The thing that I find most provocative about Sides' book, and your comments, D.D., is the uncanny continuities between the rapacious expansion of the federal state into Mexican and Navajo land, and the ongoing occupation of Iraq as part of the "global democratic revolution."

I'm sure I'll blog about this at length -- or (here's the announcement) I might end up writing something about this subject in either the book I'm working on, or in the new periodical I'm trying to start with some friends. I'll have more details about these undertakings pretty soon, I hope.

Captain Kirk said...

Rick,

I'm just waiting for the numerous bureaucracies to be consolidated under just a few agencies with names like the Ministry of Peace, the Ministry of Plenty, etc....I think you get my drift. Will, BTW, I like the title.

dixiedog said...

I'm sure I'll blog about this at length -- or (here's the announcement) I might end up writing something about this subject in either the book I'm working on, or in the new periodical I'm trying to start with some friends. I'll have more details about these undertakings pretty soon, I hope.

Great news, I hope it all works out as you envisioned it. I mentioned in a previous thread that you should consider writing a book or books about all the topics you have painstakingly researched and written about in TNA over the years. It looks like you already had that firmly in mind...hehe.

Other than my increasingly aged collection of TNA magazines, warfare and military history books, and computer-related manuals, my library is barren of any current material and you are about the only author I readily read these days concerning subject matter dealing with the current body politic, culture, and government.

And a periodical? That would be great, if you and your buddies can yank it off the ground. Please keep us informed, as you said, and let us know where we can purchase these items as they become available.

Lastly, I'm squarely in your generation ;) if your profile is accurate. According to it, you're 43 and I'm 41 and, even though I'm pegged as a Gen X'er, I fit more the mold of the baby boomer set and always had elder friends from junior-high onwards.
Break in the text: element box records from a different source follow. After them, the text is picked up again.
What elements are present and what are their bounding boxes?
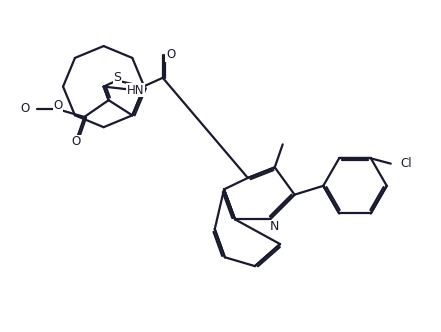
Text: O: O <box>53 99 63 112</box>
Text: O: O <box>166 48 175 61</box>
Text: S: S <box>114 71 122 84</box>
Text: N: N <box>269 220 279 233</box>
Text: HN: HN <box>127 84 144 97</box>
Text: O: O <box>72 135 81 148</box>
Text: Cl: Cl <box>400 157 412 170</box>
Text: O: O <box>20 102 30 115</box>
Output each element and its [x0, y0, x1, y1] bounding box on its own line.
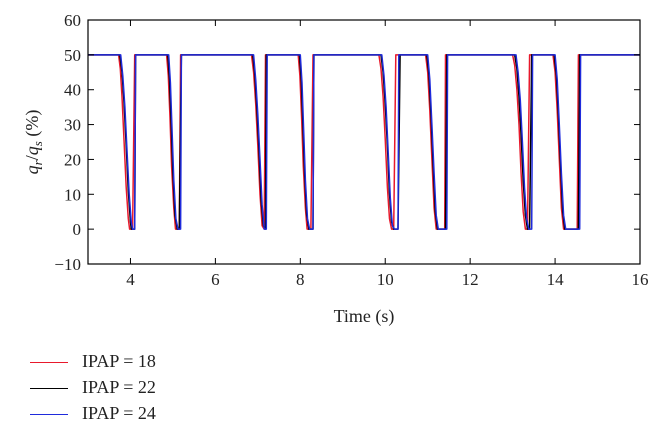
legend-item-ipap-24: IPAP = 24 — [30, 402, 290, 428]
y-tick-label: 10 — [64, 185, 81, 204]
legend-item-ipap-18: IPAP = 18 — [30, 350, 290, 376]
x-tick-label: 6 — [211, 270, 220, 289]
legend: IPAP = 18 IPAP = 22 IPAP = 24 — [30, 350, 290, 428]
y-tick-label: 60 — [64, 11, 81, 30]
y-tick-label: 20 — [64, 150, 81, 169]
y-tick-label: −10 — [54, 255, 81, 274]
x-tick-label: 16 — [632, 270, 649, 289]
legend-swatch-ipap-22 — [30, 388, 68, 389]
series-line-2 — [88, 54, 640, 230]
legend-swatch-ipap-18 — [30, 362, 68, 363]
y-tick-label: 30 — [64, 116, 81, 135]
legend-label-ipap-24: IPAP = 24 — [82, 403, 156, 423]
x-axis-label: Time (s) — [334, 306, 395, 327]
y-tick-label: 50 — [64, 46, 81, 65]
x-tick-label: 14 — [547, 270, 565, 289]
series-line-0 — [88, 54, 640, 230]
x-tick-label: 8 — [296, 270, 305, 289]
legend-label-ipap-22: IPAP = 22 — [82, 377, 156, 397]
legend-item-ipap-22: IPAP = 22 — [30, 376, 290, 402]
x-tick-label: 4 — [126, 270, 135, 289]
legend-label-ipap-18: IPAP = 18 — [82, 351, 156, 371]
x-tick-label: 12 — [462, 270, 479, 289]
ticks-group: 4 6 8 10 12 14 16 −10 0 10 20 30 40 50 60 — [54, 11, 648, 289]
plot-series-group — [88, 54, 640, 230]
x-tick-label: 10 — [377, 270, 394, 289]
chart-svg: 4 6 8 10 12 14 16 −10 0 10 20 30 40 50 60 Time (s) qr/… — [22, 11, 649, 327]
legend-swatch-ipap-24 — [30, 414, 68, 415]
y-tick-label: 0 — [73, 220, 82, 239]
y-tick-label: 40 — [64, 81, 81, 100]
y-axis-label: qr/qs (%) — [22, 110, 45, 175]
plot-frame — [87, 19, 641, 265]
Some of whom were/are 10 years or more my senior. By contrast, I've met very few Gen X'ers I have much, if anything, in common with in terms of worldview and value system.

dixiedog said...

I'm not sure which "Right here, right now" tune you had in mind when you penned your title, or even if you had one in mind, but this one is a parody of Jesus Jone's version, the one I'm familiar with:

A Hannitoid on the radio talked about revolution
When it's already passed him by
Dubya didn't have this to sing about you
You know it feels good to possess liberty

I saw the decade in, when it seemed
America could change at the blink of an eye
And if anything
Then there's your sign...of the times

I was free and I waited, waited
I was free and I waited for this
Reich here, Reich now

I was free and I waited, waited
I was free and I waited for this
Reich here, reich now
This is no place I want to be
Reich here, Reich now
Watching America depart from her history

I was free and I was blind
To the machinations of the political and cultural kind
Reich here, Reich now
This is no place I want to grow old in
Branded like cattle in the herd pin
Reich here, Reich now
But to truly "come out of her"
may require becoming a martyr
Reich here!...Reich now!

zchris63 said...

Once again you never disappoint. Look forward to your new publication or books, whichever the case may be.